Папа сказал:
– Я уже договорился, тебе ни с кем не нужно встречаться.
Снова я оказалась на больничной кровати за мятно-зеленой занавеской, запеленутая в байковые одеяла, точно мумия, стараясь скрюченной рукой донести до рта сэндвич с индейкой и шоколадное печеньице – Оранжевая Помада принесла их мне из буфета. Голова моя ощущалась как разноцветный воздушный шар из классического фильма «Вокруг света за восемьдесят дней». Я могла только рассматривать занавеску, жевать, глотать и прихлебывать кофе, который принесла Кудряшка по специальному папиному распоряжению («Синь любит кофе с обезжиренным молоком, без сахара. А мне черный»).
Смотрим, жуем, глотаем. Смотрим, жуем, глотаем. Папа сидел возле кровати.
– Ты скоро поправишься. Молодец у меня дочка, ничего не боится! Через час поедем домой, отдохнешь – будешь как новенькая.
Я понимала, что папа бодрым труменским голосом с кеннедиобразной улыбкой повторяет эти воодушевляющие фразы больше для себя, чем для меня. А я не волновалась – меня через капельницу накачали успокоительным, и я не очень понимала, почему он такой взвинченный. Объясняю: я ведь не сказала папе, что иду в поход. Наврала, будто проведу выходные в гостях у Джейд. Мне не хотелось его обманывать, особенно ввиду его нового подхода к отцовским обязанностям в духе «Макдональдс» (Мы всегда открыты и рады обслужить!), но папа презирал все виды активного отдыха: турпоходы, катание на лыжах, на горных велосипедах, на парапланах, а еще больше он презирал тех «скудоумных зануд», что ими увлекаются. У папы не было ни малейшей тяги к лесу, океану, горам и разреженному воздуху, о чем он весьма подробно рассказал в своей статье «Мир природы и человеческая гордыня», опубликованной в ныне забытом издании 1982 года «Здравомыслие-пресс».
Вот, например, четырнадцатый раздел, под названием «Комплекс громовержца»: «Человек в своем эгоцентризме стремится ощутить вкус бессмертия посредством физических свершений и очертя голову рискует жизнью, лишь бы испытать эгоистическое чувство „победы“. Чувство это ложно и недолговечно, ибо власть природы над человеком абсолютна. Будем откровенны: человеку не место в условиях на грани выживания, поскольку он слабее мухи. Только в труде, в работе, в строительстве и управлении человек обретает смысл жизни, и незачем одурманивать себя, словно наркотиком, карабкаясь на Эверест без кислородной маски и едва не погубив себя и несчастного проводника-шерпа, которому приходится тащить на себе незадачливого героя».

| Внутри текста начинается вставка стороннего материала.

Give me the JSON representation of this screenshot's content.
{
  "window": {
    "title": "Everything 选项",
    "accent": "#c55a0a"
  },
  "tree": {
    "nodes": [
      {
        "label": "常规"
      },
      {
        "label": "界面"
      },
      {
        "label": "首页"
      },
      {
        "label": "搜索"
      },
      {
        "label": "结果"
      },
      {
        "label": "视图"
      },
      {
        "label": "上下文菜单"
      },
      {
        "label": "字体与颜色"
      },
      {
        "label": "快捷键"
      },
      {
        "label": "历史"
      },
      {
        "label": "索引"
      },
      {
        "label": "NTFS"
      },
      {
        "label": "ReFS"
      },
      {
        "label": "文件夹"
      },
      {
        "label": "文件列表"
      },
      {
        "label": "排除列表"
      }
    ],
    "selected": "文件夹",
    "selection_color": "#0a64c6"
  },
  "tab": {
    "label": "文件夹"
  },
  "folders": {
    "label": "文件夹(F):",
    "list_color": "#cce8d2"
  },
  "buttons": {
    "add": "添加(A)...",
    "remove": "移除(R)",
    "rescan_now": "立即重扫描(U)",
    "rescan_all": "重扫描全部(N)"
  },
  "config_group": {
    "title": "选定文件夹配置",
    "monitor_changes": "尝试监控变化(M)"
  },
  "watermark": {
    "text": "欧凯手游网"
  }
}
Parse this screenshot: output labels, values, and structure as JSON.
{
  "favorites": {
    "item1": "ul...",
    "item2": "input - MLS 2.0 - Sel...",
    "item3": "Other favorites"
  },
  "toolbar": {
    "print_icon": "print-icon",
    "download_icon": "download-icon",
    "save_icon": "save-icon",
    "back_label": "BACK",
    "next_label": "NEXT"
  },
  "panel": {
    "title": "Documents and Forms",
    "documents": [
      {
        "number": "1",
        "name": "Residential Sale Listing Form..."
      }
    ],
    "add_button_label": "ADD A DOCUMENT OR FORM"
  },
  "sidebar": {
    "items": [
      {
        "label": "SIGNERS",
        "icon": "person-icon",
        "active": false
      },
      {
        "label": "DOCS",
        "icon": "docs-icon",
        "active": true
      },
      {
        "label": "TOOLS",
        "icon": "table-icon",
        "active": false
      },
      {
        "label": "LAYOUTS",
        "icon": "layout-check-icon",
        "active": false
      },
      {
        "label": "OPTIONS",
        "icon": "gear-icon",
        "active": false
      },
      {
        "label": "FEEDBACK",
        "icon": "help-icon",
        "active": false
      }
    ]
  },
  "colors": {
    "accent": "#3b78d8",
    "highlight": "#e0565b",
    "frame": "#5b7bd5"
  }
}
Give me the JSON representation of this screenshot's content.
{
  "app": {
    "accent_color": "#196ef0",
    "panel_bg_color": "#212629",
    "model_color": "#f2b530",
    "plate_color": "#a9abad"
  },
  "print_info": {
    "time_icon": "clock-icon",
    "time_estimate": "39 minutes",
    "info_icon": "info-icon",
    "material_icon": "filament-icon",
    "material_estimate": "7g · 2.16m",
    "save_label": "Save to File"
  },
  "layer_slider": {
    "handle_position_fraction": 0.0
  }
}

Вот из-за четырнадцатого раздела я и не сказала папе правду. Он бы ни за что меня не пустил. Я и сама не очень-то рвалась в этот поход, но я не хотела, чтобы все наши отправились туда без меня и пережили нечто крышесносное (не знала я, насколько это будет крышесносно).
– Я тобой горжусь! – сказал папа.
А я могла только просипеть:
– Пап…
Я кое-как дотянулась до его руки, и рука ответила на прикосновение, как чуткая мимоза, только наоборот – раскрылась мне навстречу.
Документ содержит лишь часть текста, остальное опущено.